Member of the Japanese

Baseball Hall of Fame
- Induction: 2025

= Hitoki Iwase =

Japanese baseball player (born 1974)

Hitoki Iwase (岩瀬 仁紀, born November 10, 1974) is a Japanese former professional baseball pitcher. He played in Nippon Professional Baseball (NPB) from 1999 to 2018 for the Chunichi Dragons. He holds the NPB record for career saves and mound appearances.

In 2005, he marked 46 saves with a 1.88 ERA, renewing the single-season save record previously set by Kazuhiro Sasaki. This was subsequently broken by Dennis Sarfate of the Fukuoka SoftBank Hawks in 2017.

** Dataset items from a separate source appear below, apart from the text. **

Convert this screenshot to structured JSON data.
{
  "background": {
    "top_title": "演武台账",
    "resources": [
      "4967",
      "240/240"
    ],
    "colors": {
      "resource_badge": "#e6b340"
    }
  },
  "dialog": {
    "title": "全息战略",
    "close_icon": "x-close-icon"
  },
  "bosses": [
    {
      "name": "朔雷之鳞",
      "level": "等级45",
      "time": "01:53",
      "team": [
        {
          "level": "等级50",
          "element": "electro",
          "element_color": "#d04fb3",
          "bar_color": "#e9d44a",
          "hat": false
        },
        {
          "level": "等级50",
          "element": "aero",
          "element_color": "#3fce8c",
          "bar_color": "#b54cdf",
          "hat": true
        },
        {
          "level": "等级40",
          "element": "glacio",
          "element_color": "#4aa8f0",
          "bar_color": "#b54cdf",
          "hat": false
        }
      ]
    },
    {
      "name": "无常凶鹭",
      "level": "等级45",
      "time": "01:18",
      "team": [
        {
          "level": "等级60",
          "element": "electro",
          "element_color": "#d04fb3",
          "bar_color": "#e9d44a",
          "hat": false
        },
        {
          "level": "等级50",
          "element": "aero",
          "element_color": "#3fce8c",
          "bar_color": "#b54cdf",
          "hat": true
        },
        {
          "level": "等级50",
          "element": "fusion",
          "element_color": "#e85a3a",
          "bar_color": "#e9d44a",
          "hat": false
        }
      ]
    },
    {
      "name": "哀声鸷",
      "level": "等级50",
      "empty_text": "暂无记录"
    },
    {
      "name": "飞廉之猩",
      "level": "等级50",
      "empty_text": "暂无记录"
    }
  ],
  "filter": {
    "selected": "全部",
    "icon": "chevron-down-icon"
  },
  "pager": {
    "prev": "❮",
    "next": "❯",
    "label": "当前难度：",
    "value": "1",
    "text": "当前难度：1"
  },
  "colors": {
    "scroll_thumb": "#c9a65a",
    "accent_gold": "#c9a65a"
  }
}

He was chosen to play on the Japanese Olympic baseball team for the 2004 Summer Olympics, and won a bronze medal. In the 2007 Japan Series, he saved a perfect game with eight innings thrown by Daisuke Yamai.

In 2008, he was selected to play on the Japanese Olympic baseball team for the 2008 Summer Olympics. In group stage against South Korean Olympic baseball team, his pitch was hit by Kim Hyunsoo, which resulted in a loss. In the semifinal round against the South Korean team, his pitch was hit by Lee Seung-Yeop, leading to a two-run homerun. This again led to another loss. His overall performance in the 2008 Summer Olympics included three defeats and an ERA of 13.75.

On 16 January 2025, Iwase was inducted into the Japanese Baseball Hall of Fame.